Introduction: Bloodstream infections (BSIs) and central line infections remain among the major causes of morbidity and mortality in transplant recipients because of prolonged neutropenia and mucosal damage. The objective of this study was to determine the frequency and outcome of bacterial and fungal isolates from patients undergoing allogeneic hematopoietic stem cell transplant.
Materials and methods: This study was conducted at the Aga Khan University and Hospital's bone marrow transplant unit. All patients who underwent an allogeneic stem cell transplant with matched sibling/parent donor were included. The study period ranged from April 2004 to December 2012. Transplantation was performed according to institutional protocols.
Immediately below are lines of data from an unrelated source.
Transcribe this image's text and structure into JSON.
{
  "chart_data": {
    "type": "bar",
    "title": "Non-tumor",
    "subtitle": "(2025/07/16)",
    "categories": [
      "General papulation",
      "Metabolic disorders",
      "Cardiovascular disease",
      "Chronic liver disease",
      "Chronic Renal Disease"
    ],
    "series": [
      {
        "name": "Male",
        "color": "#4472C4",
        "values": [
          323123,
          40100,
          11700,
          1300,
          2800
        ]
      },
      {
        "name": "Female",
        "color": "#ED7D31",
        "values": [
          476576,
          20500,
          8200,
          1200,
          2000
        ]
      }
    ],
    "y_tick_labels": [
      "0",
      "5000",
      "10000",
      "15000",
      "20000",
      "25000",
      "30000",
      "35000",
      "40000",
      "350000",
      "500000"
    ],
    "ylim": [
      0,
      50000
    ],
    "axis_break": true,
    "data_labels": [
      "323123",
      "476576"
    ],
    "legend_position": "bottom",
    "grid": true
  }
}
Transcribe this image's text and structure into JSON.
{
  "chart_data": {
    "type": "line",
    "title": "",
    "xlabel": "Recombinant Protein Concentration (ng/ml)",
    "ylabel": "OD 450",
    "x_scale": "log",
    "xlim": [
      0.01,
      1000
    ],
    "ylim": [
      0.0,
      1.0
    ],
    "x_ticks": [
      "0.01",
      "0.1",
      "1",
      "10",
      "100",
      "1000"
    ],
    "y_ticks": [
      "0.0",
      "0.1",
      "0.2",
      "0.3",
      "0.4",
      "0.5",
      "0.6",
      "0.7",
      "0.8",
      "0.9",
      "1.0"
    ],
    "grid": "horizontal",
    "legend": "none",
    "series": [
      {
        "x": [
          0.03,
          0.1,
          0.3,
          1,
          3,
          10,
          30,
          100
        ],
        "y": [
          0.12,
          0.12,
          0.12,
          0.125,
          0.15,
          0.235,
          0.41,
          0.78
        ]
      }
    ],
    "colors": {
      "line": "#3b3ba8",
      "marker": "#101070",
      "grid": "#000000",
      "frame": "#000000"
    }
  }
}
All patients were admitted in single rooms with positive pressure and high-efficiency particulate air filters. Ciprofloxacin, fluconazole, and valaciclovir were used for standard prophylaxis, which was started at the time of conditioning. All blood cultures were obtained at clinical suspicion of systemic infection, mainly documented as fever (temperature of >38.5°C). BSIs and line infections were defined as isolation of bacterial or fungal pathogen from at least one blood/central line culture.
Results: In total, 101 of 108 patients developed febrile neutropenia. In the 101 patients, 245 documented febrile episodes occurred. There were 40 culture-positive episodes and 205 culture-negative episodes. Of these 40 culture-positive episodes, 22 patients had bloodstream isolates and 18 had central line isolates. The median ± standard deviation time of febrile neutropenia was day 7 ± 2 days (range: day -3 to day +13). The most common bloodstream isolate was Escherichia coli (n = 9) followed by Staphylococcus epidermidis (n = 5). One patient developed Fusarium infection. In central line infections, S. epidermidis was the most common organism (n = 8). In 2 patients with central venous catheters, Candida albicans was the isolate. Transplant-related mortality from sepsis occurred in 9.2%.
Conclusion: E.coli was mainly responsible for BSI, while gram-positive organisms dominated catheter-related febrile episodes. Transplant-related mortality due to sepsis was 9%.